The Suffering of Mrs. Job

The Suffering of Mrs. Job January 29, 2020

A sermon at Crooked Creek Baptist Church by Rev. Joy Amick got me thinking about the story of Job’s wife in different ways than I had before. Job’s wife has an extremely brief role in the story, and typically we have understood her in an entirely negative way. This is partly due to assumptions we make about her and about Job, partly due to things we neglect to consider, and partly due to how a crucial word in the story is translated.

The thing we rarely if ever think about is the fact that everything Job lost, his wife lost as well, including children that she herself gave birth to. We don’t know what she said immediately after this, but when Job himself begins to be afflicted, then we are told. Before we consider what she said, let’s consider how she would have naturally viewed what had happened. First, disaster had befallen her household. She would have wondered why. Then, not long after, Job himself was afflicted with sores. She would naturally have understood this to be divine punishment for wrongdoing. The conclusion to draw would have been obvious: the death of her children had been Job’s fault.

She could easily have been bitter and wished Job dead. And yet that isn’t quite what she says, according to the Hebrew text. The English translations consistently say that she told Job to curse God and die. The Hebrew says that she told him to bless God and die.

I wonder whether the meaning of her question and advice to Job was not to ask whether he is still pretending to have integrity, and advising him to reconcile to God before he dies. Whether the thinking was that he should bless God and admit his wrongdoing in the hope that God would put him out of his misery, or that he should bless God before his death that God seemed determined to inflict on him and thus before it was too late, both are options that had never really occurred to me before, unsurprisingly given how her words are usually translated and how her story is usually interpreted.

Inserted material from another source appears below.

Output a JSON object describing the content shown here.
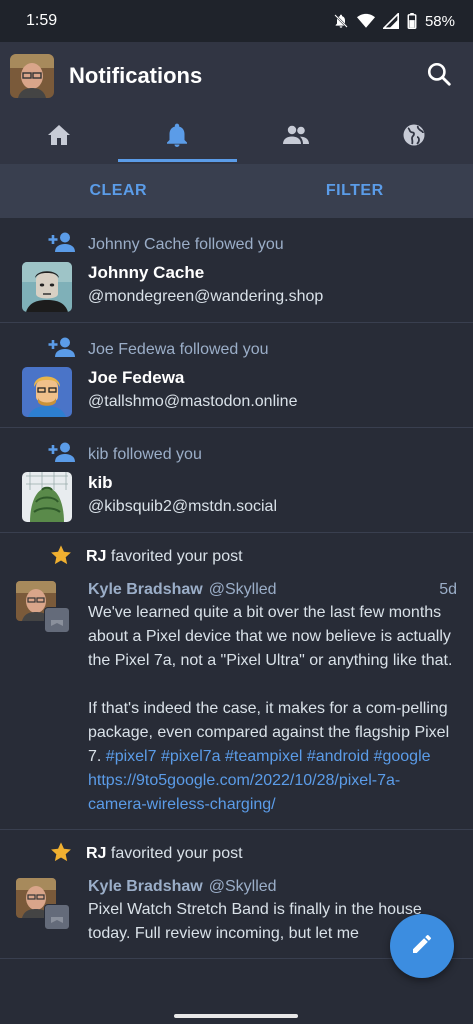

I’m not sure whether the misogyny is in the story itself, its interpretation, or both. But it is at least possible to read the story in ways that make her seem, at worst, akin to Job’s friends in assuming that he has done something to incite God’s anger. Even then, however, she had lost her own children because of what Job had supposedly done, and so any blame she lay at his feet has a profoundly different character to it than that of Job’s friends. No one should fail to feel sympathy for a mother grieving the simultaneous untimely death of her children, if she looks to blame someone for it. Even so, she doesn’t seem to simply wish ill on Job in the way we usually assume.

I don’t think this will end up in the book I’m currently writing. I will at least mention that, among the women from whom Jesus learned are the women whose stories are told in the Jewish scriptures. But at this point I’m not sure I see concrete evidence that Jesus thought about the story of Job and his wife, and if so how it influenced him.

But apart from that, I can still offer a blog post and offer a defense of Job’s wife, yet another unnamed and unfairly-maligned woman from the Bible.